Various techniques are known for digital printers to provide continuous tone (monochrome or color) printing. Traditional offset printing systems compensate for tone nonlinearity through the measurement of dot gain. Dot gain is the percentage of spot size increase of a 50% intensity dot. This dot gain is corrected in the production of the printing plates. Further correction can be done through adjustment of the pressure between the transfer media and the printing plate. The object is to obtain a linear tone scale from the lightest to the darkest shade of a given ink in the printing system.
High speed digital ink jet printing systems apply the ink directly to the substrate as directed by the input data. In certain digital printing systems the application of a linear gradation of ink to a substrate does not result in the appearance of a linear gradation in tone. The image data must be corrected so that tone linearity can be achieved on a particular substrate. In the past, it has been necessary to print and measure the resulting tone from samples of a number of printed ink levels in order to determine the appropriate data transformation. This transformation was then applied to the image data.

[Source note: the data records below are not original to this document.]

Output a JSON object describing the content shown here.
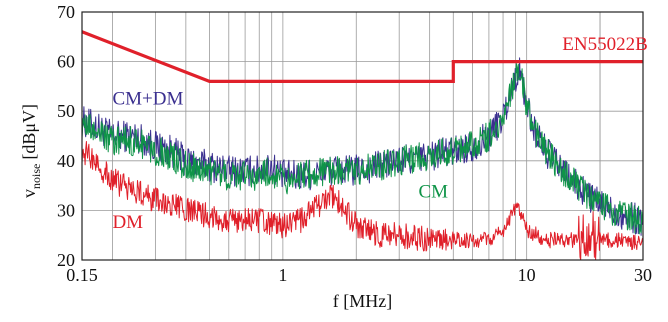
{
  "chart_data": {
    "type": "line",
    "xscale": "log",
    "xlim": [
      0.15,
      30
    ],
    "ylim": [
      20,
      70
    ],
    "x_ticks": [
      0.15,
      1,
      10,
      30
    ],
    "x_tick_labels": [
      "0.15",
      "1",
      "10",
      "30"
    ],
    "y_ticks": [
      20,
      30,
      40,
      50,
      60,
      70
    ],
    "y_tick_labels": [
      "20",
      "30",
      "40",
      "50",
      "60",
      "70"
    ],
    "xlabel": "f [MHz]",
    "ylabel_main": "v",
    "ylabel_sub": "noise",
    "ylabel_unit": "[dBμV]",
    "grid": true,
    "series": [
      {
        "name": "EN55022B",
        "color": "#e0202a",
        "x": [
          0.15,
          0.5,
          5,
          5,
          30
        ],
        "values": [
          66,
          56,
          56,
          60,
          60
        ]
      },
      {
        "name": "CM+DM",
        "color": "#3a2f8f",
        "x": [
          0.15,
          0.17,
          0.2,
          0.25,
          0.3,
          0.35,
          0.4,
          0.5,
          0.6,
          0.7,
          0.8,
          0.9,
          1,
          1.2,
          1.5,
          1.8,
          2,
          2.5,
          3,
          4,
          5,
          6,
          7,
          8,
          8.5,
          9,
          9.3,
          9.6,
          10,
          11,
          12,
          14,
          16,
          18,
          20,
          25,
          30
        ],
        "values": [
          48,
          47,
          45,
          45,
          43,
          42,
          40,
          39,
          38,
          38,
          38,
          39,
          37,
          37,
          38,
          38,
          38,
          39,
          40,
          41,
          42,
          43,
          45,
          49,
          53,
          57,
          58,
          56,
          51,
          45,
          42,
          38,
          35,
          33,
          31,
          29,
          28
        ]
      },
      {
        "name": "CM",
        "color": "#0f9448",
        "x": [
          0.15,
          0.17,
          0.2,
          0.25,
          0.3,
          0.35,
          0.4,
          0.5,
          0.6,
          0.7,
          0.8,
          0.9,
          1,
          1.2,
          1.5,
          1.8,
          2,
          2.5,
          3,
          4,
          5,
          6,
          7,
          8,
          8.5,
          9,
          9.3,
          9.6,
          10,
          11,
          12,
          14,
          16,
          18,
          20,
          25,
          30
        ],
        "values": [
          47,
          46,
          44,
          44,
          42,
          41,
          39,
          38,
          37,
          37,
          37,
          38,
          36,
          37,
          38,
          38,
          38,
          39,
          40,
          41,
          42,
          43,
          45,
          49,
          53,
          57,
          58.5,
          56,
          51,
          45,
          42,
          38,
          35,
          33,
          31,
          29,
          28
        ]
      },
      {
        "name": "DM",
        "color": "#e0202a",
        "x": [
          0.15,
          0.17,
          0.2,
          0.25,
          0.3,
          0.35,
          0.4,
          0.5,
          0.6,
          0.7,
          0.8,
          0.9,
          1,
          1.2,
          1.4,
          1.6,
          1.8,
          2,
          2.5,
          3,
          4,
          5,
          6,
          7,
          8,
          8.7,
          9.2,
          9.6,
          10,
          11,
          12,
          14,
          16,
          18,
          20,
          25,
          30
        ],
        "values": [
          42,
          40,
          36,
          34,
          32,
          31,
          30,
          29,
          28,
          28,
          28,
          27,
          27,
          28,
          31,
          33,
          30,
          27,
          25,
          25,
          24,
          24,
          24,
          24,
          26,
          29,
          31,
          29,
          26,
          25,
          24,
          24,
          24,
          25,
          24,
          24,
          23
        ]
      }
    ],
    "annotations": [
      {
        "text": "EN55022B",
        "x": 14,
        "y": 62.3,
        "color": "#e0202a"
      },
      {
        "text": "CM+DM",
        "x": 0.2,
        "y": 51.4,
        "color": "#3a2f8f"
      },
      {
        "text": "CM",
        "x": 3.6,
        "y": 32.6,
        "color": "#0f9448"
      },
      {
        "text": "DM",
        "x": 0.2,
        "y": 26.5,
        "color": "#e0202a"
      }
    ]
  }
}
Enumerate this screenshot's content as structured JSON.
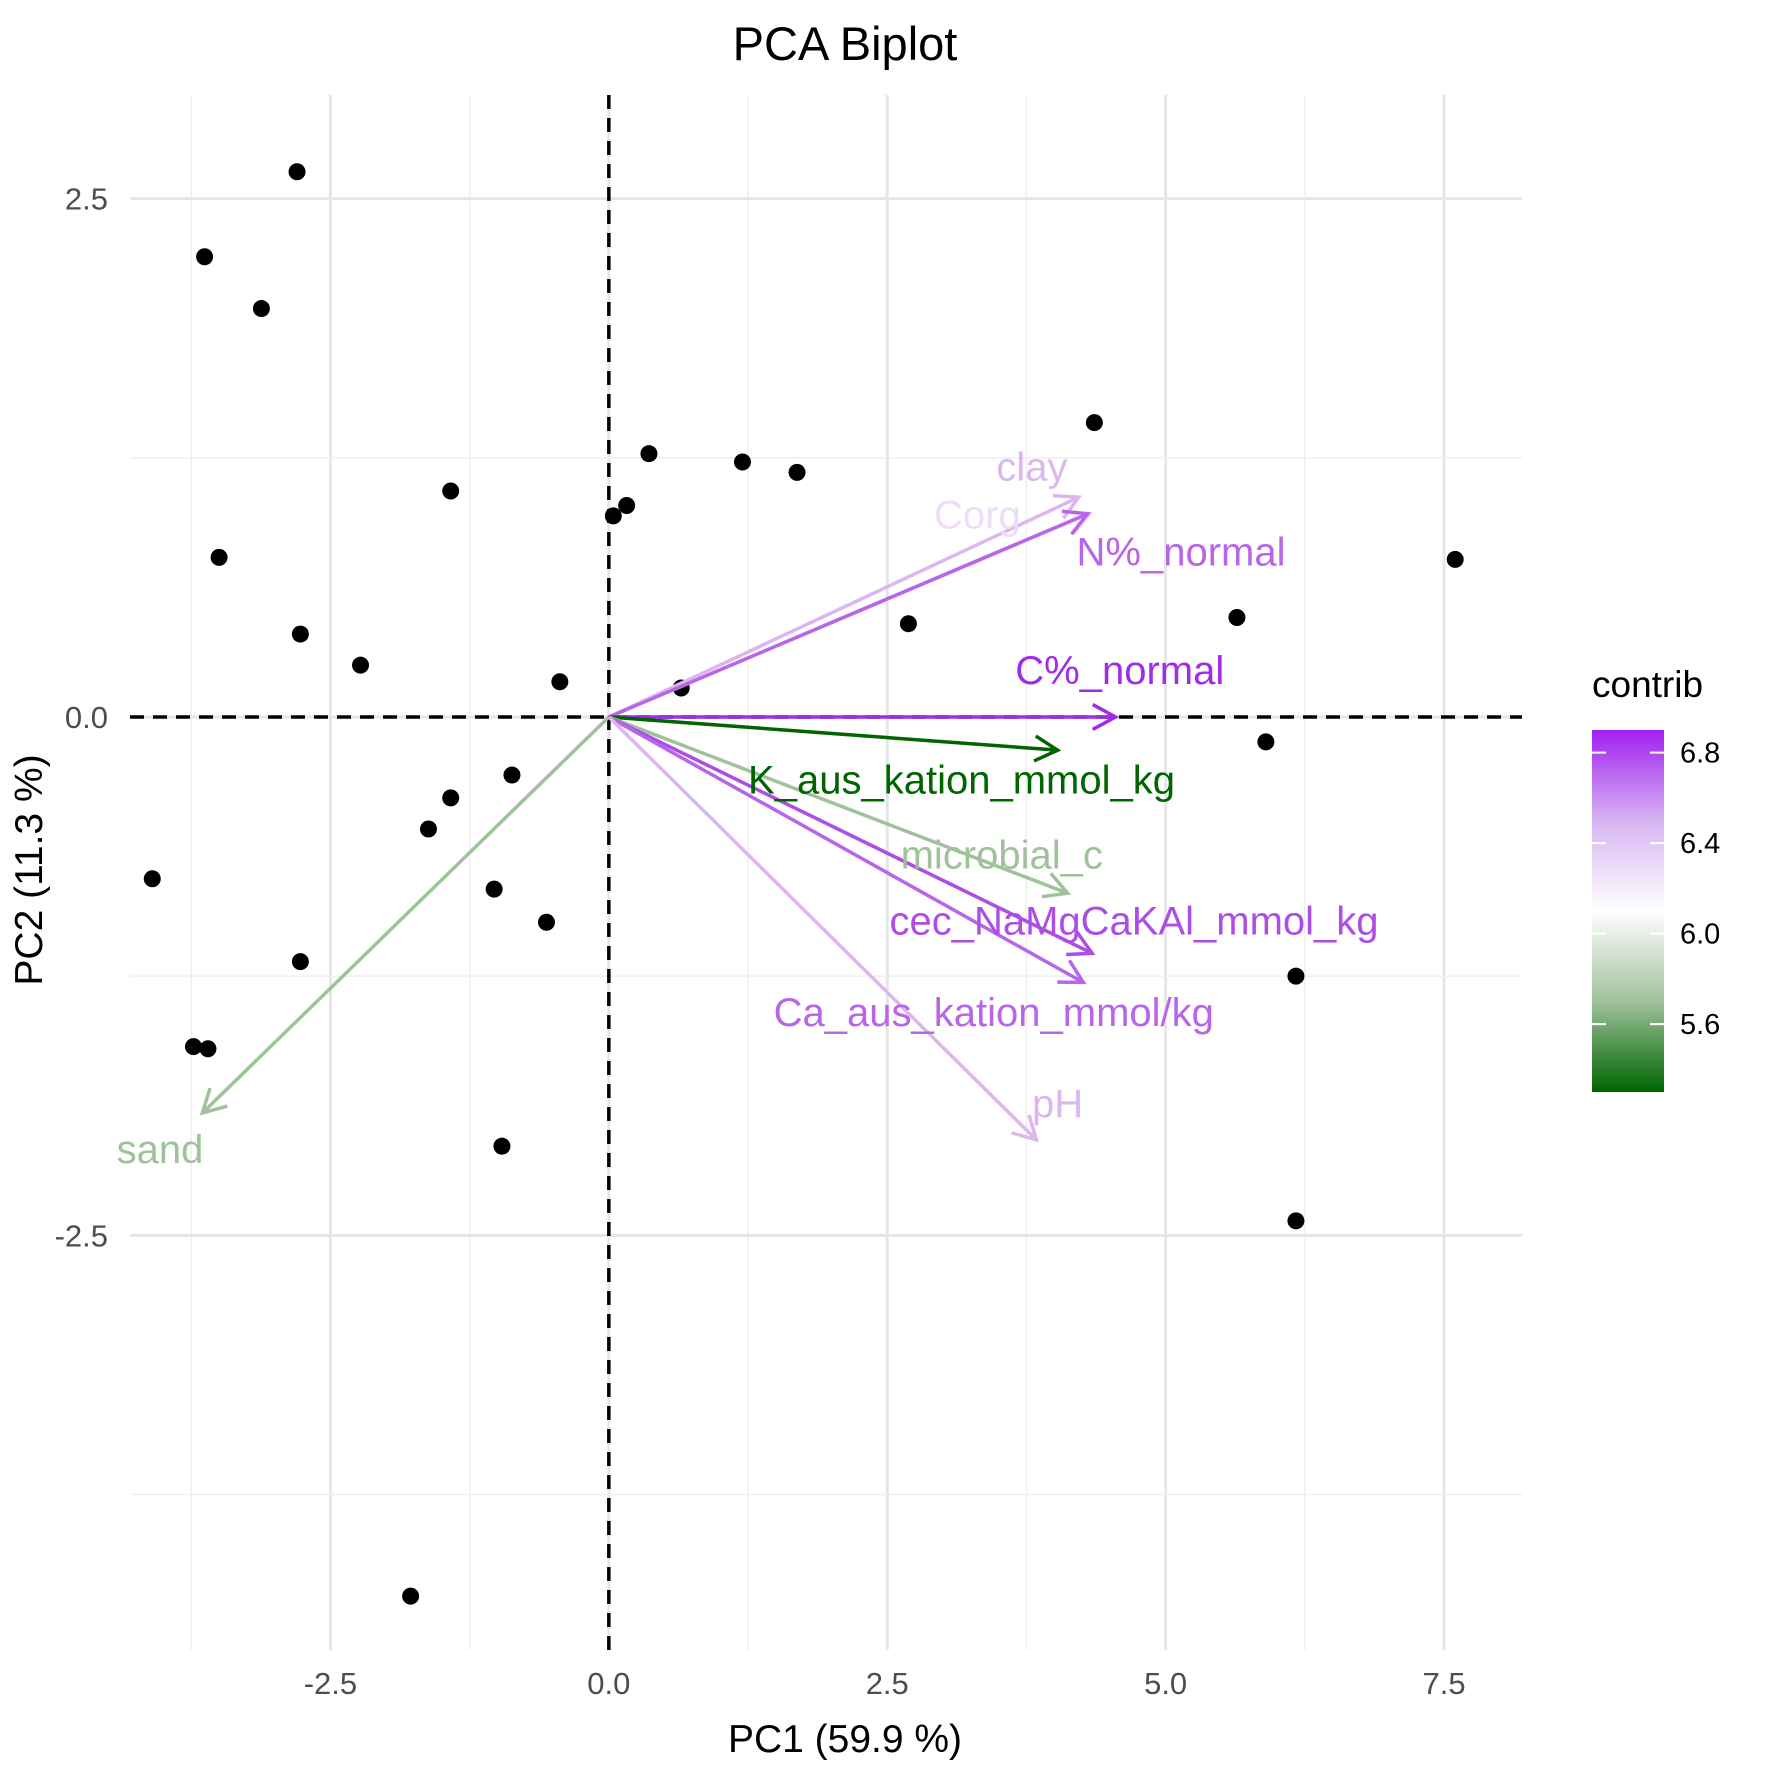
{
  "chart_data": {
    "type": "scatter",
    "title": "PCA Biplot",
    "xlabel": "PC1 (59.9 %)",
    "ylabel": "PC2 (11.3 %)",
    "xlim": [
      -4.3,
      8.2
    ],
    "ylim": [
      -4.5,
      3.0
    ],
    "x_ticks": [
      -2.5,
      0.0,
      2.5,
      5.0,
      7.5
    ],
    "x_tick_labels": [
      "-2.5",
      "0.0",
      "2.5",
      "5.0",
      "7.5"
    ],
    "y_ticks": [
      2.5,
      0.0,
      -2.5
    ],
    "y_tick_labels": [
      "2.5",
      "0.0",
      "-2.5"
    ],
    "grid": true,
    "reference_lines": {
      "x": 0,
      "y": 0,
      "style": "dashed"
    },
    "points": [
      {
        "x": -2.8,
        "y": 2.63
      },
      {
        "x": -3.63,
        "y": 2.22
      },
      {
        "x": -3.12,
        "y": 1.97
      },
      {
        "x": -3.5,
        "y": 0.77
      },
      {
        "x": -2.77,
        "y": 0.4
      },
      {
        "x": -2.23,
        "y": 0.25
      },
      {
        "x": -1.42,
        "y": 1.09
      },
      {
        "x": -0.44,
        "y": 0.17
      },
      {
        "x": 0.04,
        "y": 0.97
      },
      {
        "x": 0.16,
        "y": 1.02
      },
      {
        "x": 0.36,
        "y": 1.27
      },
      {
        "x": 0.65,
        "y": 0.14
      },
      {
        "x": 1.2,
        "y": 1.23
      },
      {
        "x": 1.69,
        "y": 1.18
      },
      {
        "x": 2.69,
        "y": 0.45
      },
      {
        "x": 4.36,
        "y": 1.42
      },
      {
        "x": 5.64,
        "y": 0.48
      },
      {
        "x": 7.6,
        "y": 0.76
      },
      {
        "x": 5.9,
        "y": -0.12
      },
      {
        "x": 6.17,
        "y": -1.25
      },
      {
        "x": 6.17,
        "y": -2.43
      },
      {
        "x": -0.87,
        "y": -0.28
      },
      {
        "x": -1.42,
        "y": -0.39
      },
      {
        "x": -1.62,
        "y": -0.54
      },
      {
        "x": -1.03,
        "y": -0.83
      },
      {
        "x": -0.56,
        "y": -0.99
      },
      {
        "x": -4.1,
        "y": -0.78
      },
      {
        "x": -2.77,
        "y": -1.18
      },
      {
        "x": -3.73,
        "y": -1.59
      },
      {
        "x": -3.6,
        "y": -1.6
      },
      {
        "x": -0.96,
        "y": -2.07
      },
      {
        "x": -1.78,
        "y": -4.24
      }
    ],
    "variables": [
      {
        "name": "clay",
        "x": 4.22,
        "y": 1.06,
        "contrib": 6.25,
        "color": "#dcb7ef",
        "lx": 3.48,
        "ly": 1.14
      },
      {
        "name": "Corg",
        "x": 4.32,
        "y": 0.98,
        "contrib": 6.2,
        "color": "#efdcf7",
        "lx": 2.92,
        "ly": 0.91,
        "partial": "Corg"
      },
      {
        "name": "N%_normal",
        "x": 4.3,
        "y": 0.98,
        "contrib": 6.6,
        "color": "#b865e8",
        "lx": 4.2,
        "ly": 0.73
      },
      {
        "name": "C%_normal",
        "x": 4.55,
        "y": 0.0,
        "contrib": 6.85,
        "color": "#a02ce8",
        "lx": 3.65,
        "ly": 0.16
      },
      {
        "name": "K_aus_kation_mmol_kg",
        "x": 4.03,
        "y": -0.16,
        "contrib": 5.4,
        "color": "#006400",
        "lx": 1.25,
        "ly": -0.37
      },
      {
        "name": "microbial_c",
        "x": 4.12,
        "y": -0.85,
        "contrib": 5.8,
        "color": "#9fc29b",
        "lx": 2.62,
        "ly": -0.73
      },
      {
        "name": "cec_NaMgCaKAl_mmol_kg",
        "x": 4.34,
        "y": -1.14,
        "contrib": 6.7,
        "color": "#ad4de6",
        "lx": 2.52,
        "ly": -1.05
      },
      {
        "name": "Ca_aus_kation_mmol/kg",
        "x": 4.26,
        "y": -1.28,
        "contrib": 6.6,
        "color": "#b865e8",
        "lx": 1.48,
        "ly": -1.49
      },
      {
        "name": "pH",
        "x": 3.84,
        "y": -2.04,
        "contrib": 6.3,
        "color": "#dcb7ef",
        "lx": 3.8,
        "ly": -1.93
      },
      {
        "name": "sand",
        "x": -3.65,
        "y": -1.91,
        "contrib": 5.8,
        "color": "#9fc29b",
        "lx": -4.42,
        "ly": -2.15
      }
    ],
    "legend": {
      "title": "contrib",
      "position": "right",
      "min": 5.3,
      "max": 6.9,
      "ticks": [
        6.8,
        6.4,
        6.0,
        5.6
      ],
      "tick_labels": [
        "6.8",
        "6.4",
        "6.0",
        "5.6"
      ],
      "colors": [
        "#a020f0",
        "#d6b4f2",
        "#ffffff",
        "#9fc29b",
        "#006400"
      ]
    }
  }
}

Typically, printing system configurations and substrates differ in acceptable maximum ink limit. Problems in image quality, such as edged definition and loss of detail in the shadow areas, can result. Image quality and ink drying time varies significantly with the substrate As conditions of the printing system and substrate type change regularly, it is often necessary to determine new data transformations that redefine the tone curve shape and upper ink limit for each ink in the system.
It would be desirable to be able to determine an appropriate transformation for application to images to be printed on the given system and substrate.